Upgrades: How, When, Why
Kuhnz says the upgrade program is a two pronged approach for manufacturers looking to improve their conveyor systems in the face of more and more demanding operations. The “first strategy is to alert the user to the wear items and recommend spares of the conveyors they are considering,” he says. Conveyor suppliers can identify and quote critical wear parts along with the conveyor, and provide the milestones for critical item inspections. “Our manual has the parts list broken down by critical parts to normal parts,” Kuhnz stresses. “The safest and most effective way to keep production lines running is having the right wear part on the shelf.”

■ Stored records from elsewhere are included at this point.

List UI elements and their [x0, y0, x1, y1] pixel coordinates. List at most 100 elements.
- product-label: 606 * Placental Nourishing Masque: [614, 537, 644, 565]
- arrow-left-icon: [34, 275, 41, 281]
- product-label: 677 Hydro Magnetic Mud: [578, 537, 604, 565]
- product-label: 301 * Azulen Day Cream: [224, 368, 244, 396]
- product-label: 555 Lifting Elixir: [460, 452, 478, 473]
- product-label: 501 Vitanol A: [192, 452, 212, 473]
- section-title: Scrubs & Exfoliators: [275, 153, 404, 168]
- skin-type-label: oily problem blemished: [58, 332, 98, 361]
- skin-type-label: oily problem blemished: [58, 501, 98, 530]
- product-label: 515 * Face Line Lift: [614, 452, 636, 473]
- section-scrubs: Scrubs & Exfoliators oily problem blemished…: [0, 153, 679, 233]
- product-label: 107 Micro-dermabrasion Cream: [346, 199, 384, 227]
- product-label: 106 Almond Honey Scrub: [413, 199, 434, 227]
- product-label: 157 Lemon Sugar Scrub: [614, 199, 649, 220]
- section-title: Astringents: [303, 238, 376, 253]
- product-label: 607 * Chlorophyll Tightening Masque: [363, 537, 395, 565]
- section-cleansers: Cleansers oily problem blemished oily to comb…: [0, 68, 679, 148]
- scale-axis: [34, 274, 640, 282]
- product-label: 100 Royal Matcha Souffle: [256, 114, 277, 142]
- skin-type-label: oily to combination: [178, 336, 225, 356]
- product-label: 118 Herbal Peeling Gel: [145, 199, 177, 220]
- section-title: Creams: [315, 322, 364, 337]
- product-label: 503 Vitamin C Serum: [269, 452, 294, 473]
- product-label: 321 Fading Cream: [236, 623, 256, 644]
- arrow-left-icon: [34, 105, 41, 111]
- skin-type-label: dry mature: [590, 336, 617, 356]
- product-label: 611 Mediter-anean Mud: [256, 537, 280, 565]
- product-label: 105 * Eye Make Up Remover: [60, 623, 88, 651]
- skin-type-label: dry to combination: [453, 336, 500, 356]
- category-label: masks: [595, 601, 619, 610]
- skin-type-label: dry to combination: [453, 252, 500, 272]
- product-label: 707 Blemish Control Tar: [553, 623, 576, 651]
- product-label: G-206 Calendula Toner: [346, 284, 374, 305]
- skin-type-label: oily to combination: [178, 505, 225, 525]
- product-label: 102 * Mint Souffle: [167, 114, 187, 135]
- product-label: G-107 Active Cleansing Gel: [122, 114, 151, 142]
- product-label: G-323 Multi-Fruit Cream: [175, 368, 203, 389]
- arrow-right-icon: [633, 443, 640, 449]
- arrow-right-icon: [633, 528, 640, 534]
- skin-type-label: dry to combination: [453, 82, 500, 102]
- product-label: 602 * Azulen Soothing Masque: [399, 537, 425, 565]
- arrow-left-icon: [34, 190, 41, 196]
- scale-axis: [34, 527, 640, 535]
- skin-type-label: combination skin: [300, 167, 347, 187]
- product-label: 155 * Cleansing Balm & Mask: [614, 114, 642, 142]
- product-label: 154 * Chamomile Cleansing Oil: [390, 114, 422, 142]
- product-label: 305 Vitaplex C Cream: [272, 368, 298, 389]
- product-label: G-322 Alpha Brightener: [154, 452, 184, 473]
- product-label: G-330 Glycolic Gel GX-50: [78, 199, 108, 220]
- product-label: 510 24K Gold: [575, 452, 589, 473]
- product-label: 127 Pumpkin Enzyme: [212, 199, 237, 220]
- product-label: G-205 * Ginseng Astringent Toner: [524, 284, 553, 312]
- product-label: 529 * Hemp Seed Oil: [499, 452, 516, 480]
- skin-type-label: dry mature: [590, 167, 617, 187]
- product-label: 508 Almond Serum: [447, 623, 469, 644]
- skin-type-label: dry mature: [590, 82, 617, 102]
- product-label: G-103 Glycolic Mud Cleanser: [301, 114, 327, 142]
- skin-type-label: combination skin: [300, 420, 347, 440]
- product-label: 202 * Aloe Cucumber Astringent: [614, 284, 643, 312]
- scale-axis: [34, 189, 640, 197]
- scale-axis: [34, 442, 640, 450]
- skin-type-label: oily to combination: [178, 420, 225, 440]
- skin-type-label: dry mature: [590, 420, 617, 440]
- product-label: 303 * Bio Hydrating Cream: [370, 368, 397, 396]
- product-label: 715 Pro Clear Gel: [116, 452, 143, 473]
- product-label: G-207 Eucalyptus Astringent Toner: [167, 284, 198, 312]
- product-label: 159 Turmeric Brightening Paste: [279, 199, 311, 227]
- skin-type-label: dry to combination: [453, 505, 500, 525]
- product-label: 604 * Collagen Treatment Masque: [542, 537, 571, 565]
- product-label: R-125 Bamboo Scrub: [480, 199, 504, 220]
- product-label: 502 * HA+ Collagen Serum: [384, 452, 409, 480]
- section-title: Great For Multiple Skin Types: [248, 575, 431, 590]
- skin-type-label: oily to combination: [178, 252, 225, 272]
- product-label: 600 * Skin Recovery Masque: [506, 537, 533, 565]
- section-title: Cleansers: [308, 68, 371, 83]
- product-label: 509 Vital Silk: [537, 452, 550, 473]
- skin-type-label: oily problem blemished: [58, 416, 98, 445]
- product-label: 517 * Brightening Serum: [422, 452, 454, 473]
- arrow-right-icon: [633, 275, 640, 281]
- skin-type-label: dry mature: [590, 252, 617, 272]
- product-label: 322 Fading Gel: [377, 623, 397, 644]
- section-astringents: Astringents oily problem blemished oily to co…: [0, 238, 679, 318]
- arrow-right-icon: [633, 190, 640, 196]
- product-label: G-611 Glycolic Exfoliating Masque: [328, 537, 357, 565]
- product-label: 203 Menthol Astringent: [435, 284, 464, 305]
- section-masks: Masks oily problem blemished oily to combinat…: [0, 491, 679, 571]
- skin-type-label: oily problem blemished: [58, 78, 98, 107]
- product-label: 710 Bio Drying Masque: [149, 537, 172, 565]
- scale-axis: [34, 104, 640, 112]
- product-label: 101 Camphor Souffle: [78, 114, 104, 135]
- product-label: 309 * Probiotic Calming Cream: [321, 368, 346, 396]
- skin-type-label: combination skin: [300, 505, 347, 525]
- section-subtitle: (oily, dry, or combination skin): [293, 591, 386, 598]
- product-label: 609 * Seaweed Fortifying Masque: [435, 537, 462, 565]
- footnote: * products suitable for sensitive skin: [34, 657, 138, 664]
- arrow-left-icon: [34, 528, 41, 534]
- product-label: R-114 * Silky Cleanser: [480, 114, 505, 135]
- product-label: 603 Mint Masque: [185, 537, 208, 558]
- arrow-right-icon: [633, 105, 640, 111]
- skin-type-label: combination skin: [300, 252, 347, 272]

The second strategy, he says, is an upgrade program. “From time to time, there are innovations or changes in design that enhance the component performance of conveyor solutions.” To let manufacturers know about these upgrades before they change out their conveyor components, Kuhnz says all of the part numbers for every conveyor utilizing that component, “whether it was sold yesterday or five years ago,” will be updated in the operation software. “The next time the customer orders that wear component, the new higher performing component will be sent on its way.” Technical notices also are sent to customers notifying them of component upgrades, he adds, “in case they would benefit from immediate implementation of the new item.”